About a month ago I got an email from the Alumni President of my college fraternity- Alpha Delta Phi at Cornell- asking me if I would be willing to write an article about what life was like for a gay brother at the fraternity. He has seen the item in the Cornell Alumni magazine about my marriage to my partner of 20 years last September and wrote:
“I am writing with a request: I am trying to be more inclusive as the president of the Cornell Alpha Delt alumni. One of our stupid family secrets is that we have gay brothers. I know that the Phi must have played some kind of formative role in the lives of young emerging gay men. I know it did for me as a straight man, how could it not for other horny undergraduates regardless of the sex of their mate?
Would you be willing to share an honest story from your undergraduate days that speaks to the role (hopefully supportive, but pointing out ignorance and homophobia is fair game too) that the brotherhood played in your development as a gay man?
I think that if your article opens one mind, or gives comfort to a confused undergrad, then it will have been more than worth the effort.”
I was wildly impressed with his initiative to be more inclusive and to recognize that gay brothers are part of our fraternity’s legacy and are valuable members of the Cornell Alpha Delta Phi brotherhood and I was exceedingly proud of my fraternity. For those reasons alone I would have agreed to write the article but because it spoke to my activist spirit I jumped on the opportunity and agreed immediately.
Here is the article that will appear in the next issue of the Cornell Alpha Delta Phi newsletter. I hope it does provoke some conversation among the brotherhood.
Being a gay brother at the Phi
When I got an email asking me to write about what it was like being gay at Alpha Delta Phi, I didn’t hesitate to agree , but I also began to wonder if my experience would resonate for any other gay brother or speak to any of my straight brothers. I came out as a gay man at Cornell but it was in the mid to late 1970’s. Never did I dream when I was living at the Phi that there would be an item in the March 2009 issue of the Cornell Alumni magazine about my recent marriage to my gay partner of 20 years at San Francisco City Hall officiated by a California State Assemblyman. Times have changed indeed.
The fear of being shunned and ostracized has no doubt waned in the 30 years since I left Cornell. But in the late 1970’s it was profound. Cornell, like most of the Ivies, has a profound progressive streak and was probably more “gay friendly” than most universities- there were regular gay dances at Willard Straight Hall. The irony was not lost on anyone- gay dances at the Straight. But still gay men and lesbians were the source of jokes, ridicule and disdain on campus and there was always a fear that the disdain could turn to violence.

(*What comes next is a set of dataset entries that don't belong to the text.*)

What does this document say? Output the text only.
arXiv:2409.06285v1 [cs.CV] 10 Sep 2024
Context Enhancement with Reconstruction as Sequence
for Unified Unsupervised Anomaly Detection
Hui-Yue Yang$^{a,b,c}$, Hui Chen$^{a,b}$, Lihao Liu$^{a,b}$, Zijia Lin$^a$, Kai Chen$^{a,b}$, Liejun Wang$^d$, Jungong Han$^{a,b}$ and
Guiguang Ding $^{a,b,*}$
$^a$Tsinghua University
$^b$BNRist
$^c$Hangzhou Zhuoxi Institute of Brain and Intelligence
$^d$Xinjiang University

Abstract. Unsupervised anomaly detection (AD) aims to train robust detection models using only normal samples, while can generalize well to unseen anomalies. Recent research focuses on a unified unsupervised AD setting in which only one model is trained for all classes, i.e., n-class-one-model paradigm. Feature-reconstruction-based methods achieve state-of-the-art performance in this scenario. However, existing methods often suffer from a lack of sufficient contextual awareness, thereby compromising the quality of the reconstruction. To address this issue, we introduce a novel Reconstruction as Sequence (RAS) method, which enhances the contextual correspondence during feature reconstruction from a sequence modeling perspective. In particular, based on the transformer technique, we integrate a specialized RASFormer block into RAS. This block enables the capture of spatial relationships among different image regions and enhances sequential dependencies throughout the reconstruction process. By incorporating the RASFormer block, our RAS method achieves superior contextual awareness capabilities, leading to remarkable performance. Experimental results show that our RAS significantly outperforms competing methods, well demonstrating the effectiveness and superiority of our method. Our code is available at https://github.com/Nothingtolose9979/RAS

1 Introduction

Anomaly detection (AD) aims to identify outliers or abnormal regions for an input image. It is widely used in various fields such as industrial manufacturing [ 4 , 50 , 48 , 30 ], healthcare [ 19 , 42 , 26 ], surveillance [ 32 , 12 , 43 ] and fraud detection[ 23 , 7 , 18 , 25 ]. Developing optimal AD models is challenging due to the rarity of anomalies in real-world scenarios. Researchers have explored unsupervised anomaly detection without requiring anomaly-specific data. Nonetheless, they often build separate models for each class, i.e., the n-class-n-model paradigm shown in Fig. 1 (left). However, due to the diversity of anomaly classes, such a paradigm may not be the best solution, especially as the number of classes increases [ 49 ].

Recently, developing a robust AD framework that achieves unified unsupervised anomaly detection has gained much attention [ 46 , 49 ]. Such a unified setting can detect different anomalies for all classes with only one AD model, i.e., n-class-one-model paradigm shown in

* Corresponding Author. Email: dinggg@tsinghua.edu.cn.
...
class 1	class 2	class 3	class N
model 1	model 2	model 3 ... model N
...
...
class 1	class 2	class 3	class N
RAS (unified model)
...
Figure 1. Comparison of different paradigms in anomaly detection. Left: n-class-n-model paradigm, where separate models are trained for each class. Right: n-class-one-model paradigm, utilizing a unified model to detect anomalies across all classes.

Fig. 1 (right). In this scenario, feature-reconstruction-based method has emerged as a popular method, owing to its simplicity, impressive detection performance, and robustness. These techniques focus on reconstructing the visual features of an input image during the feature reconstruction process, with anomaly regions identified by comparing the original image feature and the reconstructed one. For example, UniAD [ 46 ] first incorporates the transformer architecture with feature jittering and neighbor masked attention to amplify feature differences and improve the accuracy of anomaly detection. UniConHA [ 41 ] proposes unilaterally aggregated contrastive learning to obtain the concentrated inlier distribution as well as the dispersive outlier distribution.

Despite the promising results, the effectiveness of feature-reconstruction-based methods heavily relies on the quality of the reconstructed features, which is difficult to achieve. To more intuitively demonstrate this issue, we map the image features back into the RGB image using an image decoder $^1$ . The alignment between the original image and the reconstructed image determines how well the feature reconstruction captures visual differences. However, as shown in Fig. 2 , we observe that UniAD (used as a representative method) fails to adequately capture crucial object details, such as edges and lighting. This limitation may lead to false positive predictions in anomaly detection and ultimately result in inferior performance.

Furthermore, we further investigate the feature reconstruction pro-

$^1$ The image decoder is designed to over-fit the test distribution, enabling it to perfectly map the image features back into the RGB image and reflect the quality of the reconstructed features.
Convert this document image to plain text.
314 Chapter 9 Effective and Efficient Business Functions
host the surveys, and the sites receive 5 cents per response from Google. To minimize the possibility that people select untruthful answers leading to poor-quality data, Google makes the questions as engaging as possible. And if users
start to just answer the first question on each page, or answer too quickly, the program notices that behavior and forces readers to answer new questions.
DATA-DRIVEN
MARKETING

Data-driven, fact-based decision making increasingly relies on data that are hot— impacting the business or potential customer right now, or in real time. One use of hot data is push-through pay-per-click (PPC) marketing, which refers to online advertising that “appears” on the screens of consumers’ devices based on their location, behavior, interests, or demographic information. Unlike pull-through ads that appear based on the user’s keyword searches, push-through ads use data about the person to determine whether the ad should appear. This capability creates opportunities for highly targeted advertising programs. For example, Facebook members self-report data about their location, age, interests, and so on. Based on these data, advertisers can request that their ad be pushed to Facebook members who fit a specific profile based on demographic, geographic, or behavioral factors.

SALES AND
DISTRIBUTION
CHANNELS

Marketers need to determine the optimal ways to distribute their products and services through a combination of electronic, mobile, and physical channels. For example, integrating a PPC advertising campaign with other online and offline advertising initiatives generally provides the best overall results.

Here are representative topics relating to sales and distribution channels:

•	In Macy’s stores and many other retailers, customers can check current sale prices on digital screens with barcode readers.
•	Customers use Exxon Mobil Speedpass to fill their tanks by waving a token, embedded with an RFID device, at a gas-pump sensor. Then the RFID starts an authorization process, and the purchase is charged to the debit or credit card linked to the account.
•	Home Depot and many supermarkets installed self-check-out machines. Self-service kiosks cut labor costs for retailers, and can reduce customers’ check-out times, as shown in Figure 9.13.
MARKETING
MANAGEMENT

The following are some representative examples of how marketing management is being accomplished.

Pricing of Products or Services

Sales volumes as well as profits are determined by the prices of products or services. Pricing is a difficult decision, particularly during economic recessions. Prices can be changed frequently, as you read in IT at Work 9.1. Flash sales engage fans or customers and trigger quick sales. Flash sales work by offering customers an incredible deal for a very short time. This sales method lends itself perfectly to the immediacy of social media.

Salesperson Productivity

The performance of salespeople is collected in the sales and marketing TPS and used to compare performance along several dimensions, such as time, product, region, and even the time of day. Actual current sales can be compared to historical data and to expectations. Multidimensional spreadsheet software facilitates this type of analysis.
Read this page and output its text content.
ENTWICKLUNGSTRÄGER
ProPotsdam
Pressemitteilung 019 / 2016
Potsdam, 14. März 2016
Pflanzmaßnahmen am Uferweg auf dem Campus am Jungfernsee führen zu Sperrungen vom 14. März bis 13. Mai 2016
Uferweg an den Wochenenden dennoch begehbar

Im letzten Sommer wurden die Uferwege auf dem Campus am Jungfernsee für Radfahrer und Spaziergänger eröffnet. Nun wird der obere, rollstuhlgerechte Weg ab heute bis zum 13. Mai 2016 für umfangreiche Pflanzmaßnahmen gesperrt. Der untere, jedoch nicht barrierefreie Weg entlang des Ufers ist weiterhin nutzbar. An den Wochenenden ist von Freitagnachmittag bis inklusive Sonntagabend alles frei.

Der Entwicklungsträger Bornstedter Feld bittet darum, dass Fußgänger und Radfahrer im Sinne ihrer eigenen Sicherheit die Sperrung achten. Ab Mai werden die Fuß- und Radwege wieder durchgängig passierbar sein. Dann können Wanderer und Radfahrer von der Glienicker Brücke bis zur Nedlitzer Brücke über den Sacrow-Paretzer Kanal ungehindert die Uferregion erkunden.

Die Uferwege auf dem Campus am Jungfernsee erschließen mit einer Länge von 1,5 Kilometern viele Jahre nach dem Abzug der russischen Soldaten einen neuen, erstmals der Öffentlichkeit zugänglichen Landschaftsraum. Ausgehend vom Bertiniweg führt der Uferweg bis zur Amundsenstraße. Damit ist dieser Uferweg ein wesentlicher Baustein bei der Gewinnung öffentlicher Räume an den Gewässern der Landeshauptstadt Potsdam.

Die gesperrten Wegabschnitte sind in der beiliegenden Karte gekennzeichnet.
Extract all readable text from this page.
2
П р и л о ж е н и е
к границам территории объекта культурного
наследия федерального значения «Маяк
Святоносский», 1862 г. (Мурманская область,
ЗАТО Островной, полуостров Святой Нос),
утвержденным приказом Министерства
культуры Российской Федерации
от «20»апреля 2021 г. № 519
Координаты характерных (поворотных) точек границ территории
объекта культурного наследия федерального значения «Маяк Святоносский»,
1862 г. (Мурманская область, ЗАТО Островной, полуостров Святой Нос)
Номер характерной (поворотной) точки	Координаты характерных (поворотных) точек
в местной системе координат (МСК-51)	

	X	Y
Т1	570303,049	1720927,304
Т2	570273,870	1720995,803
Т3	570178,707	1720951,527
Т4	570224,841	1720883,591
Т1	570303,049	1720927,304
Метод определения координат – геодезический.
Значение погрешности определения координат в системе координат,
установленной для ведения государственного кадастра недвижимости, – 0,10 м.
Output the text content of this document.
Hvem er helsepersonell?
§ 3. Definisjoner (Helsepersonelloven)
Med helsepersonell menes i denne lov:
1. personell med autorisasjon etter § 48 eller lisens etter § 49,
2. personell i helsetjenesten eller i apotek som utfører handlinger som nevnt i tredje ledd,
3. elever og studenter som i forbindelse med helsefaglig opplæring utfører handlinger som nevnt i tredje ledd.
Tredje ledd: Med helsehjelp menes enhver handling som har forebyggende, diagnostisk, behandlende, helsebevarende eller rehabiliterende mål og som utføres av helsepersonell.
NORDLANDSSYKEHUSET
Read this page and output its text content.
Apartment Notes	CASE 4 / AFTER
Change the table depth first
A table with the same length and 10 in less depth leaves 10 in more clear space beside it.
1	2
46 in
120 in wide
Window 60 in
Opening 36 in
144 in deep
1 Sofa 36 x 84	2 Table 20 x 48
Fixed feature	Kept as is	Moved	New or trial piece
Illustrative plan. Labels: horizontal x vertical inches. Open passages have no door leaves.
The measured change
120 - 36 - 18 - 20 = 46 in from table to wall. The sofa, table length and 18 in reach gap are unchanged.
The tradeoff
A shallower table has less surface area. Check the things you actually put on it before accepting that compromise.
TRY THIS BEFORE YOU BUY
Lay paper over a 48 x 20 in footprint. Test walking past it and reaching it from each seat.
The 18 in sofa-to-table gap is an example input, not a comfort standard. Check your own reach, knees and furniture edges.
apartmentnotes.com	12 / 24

How being a brother at Alpha Delta Phi weighed into my gay life at the time is a complicated story. When I rushed the Phi in my freshman year what appealed to me most were the literary tradition of the brotherhood and the camaraderie of smart men who seemed to possess a higher degree of emotional sensitivity than most. During my time living at 777 Stewart Avenue I never outright divulged my sexual orientation to the general brotherhood other than to a couple of brothers who were also gay. But I am sure that it was no great shock to my brothers when they read that I married a man.
Coming out in the 1970’s was indeed a complicated, difficult and often painful process; at least it was for me. In many ways I think I let my brothers down by not being honest about who I was. I wanted to; but I was petrified of losing friendships. Oddly enough I found ways to ensure that I lost those friendships anyway. But in the mind of a young man coming to terms with his sexuality at a time when it was rarely accepted, finding ways of distancing myself from my friends was easier than the prospect of losing them because of my homosexuality. In essence it was not a good time for me, but that was because of me, not my brothers. Yet as difficult as that time was- my best memories of Cornell were not about the men I dated, but instead centered around the Phi- “Rongo Runs” for an evening of inebriated camaraderie at the Rongovian Embassy, Victory Club events, Croquet on the Arts Quad on Spring Weekend and the Wednesday night dinners with guest faculty speakers.
Years later I can see that Alpha Delta Phi at Cornell paved a road for me as an activist for the Lesbian, Gay, Bisexual, Transgender (LGBT) community and for people living with HIV/AIDS. It was at Cornell’s chapter of Alpha Delta Phi where I began to develop the leadership skills that have been important in my work as an advocate. I don’t think I would have been an effective member of the board of the nation’s largest LGBT advocacy organization- the Human Rights Campaign, a founder of California’s state LGBT advocacy group, or a participant in meetings on Capitol Hill and at the White House successfully advocating for the needs of people living with HIV/AIDS had it not been for the individual growth that came from being a brother at the Phi.
In the request I received from our alumni president to write this article he wrote that one of our family secrets is that we have gay brothers. Family secrets are always unhealthy and the brotherhood is indeed a family. By keeping that secret while I lived at the Phi I did myself and my brothers an injustice. I hope that my honest reflection will help open a dialogue between our gay and straight brothers and make the bonds of our brotherhood stronger.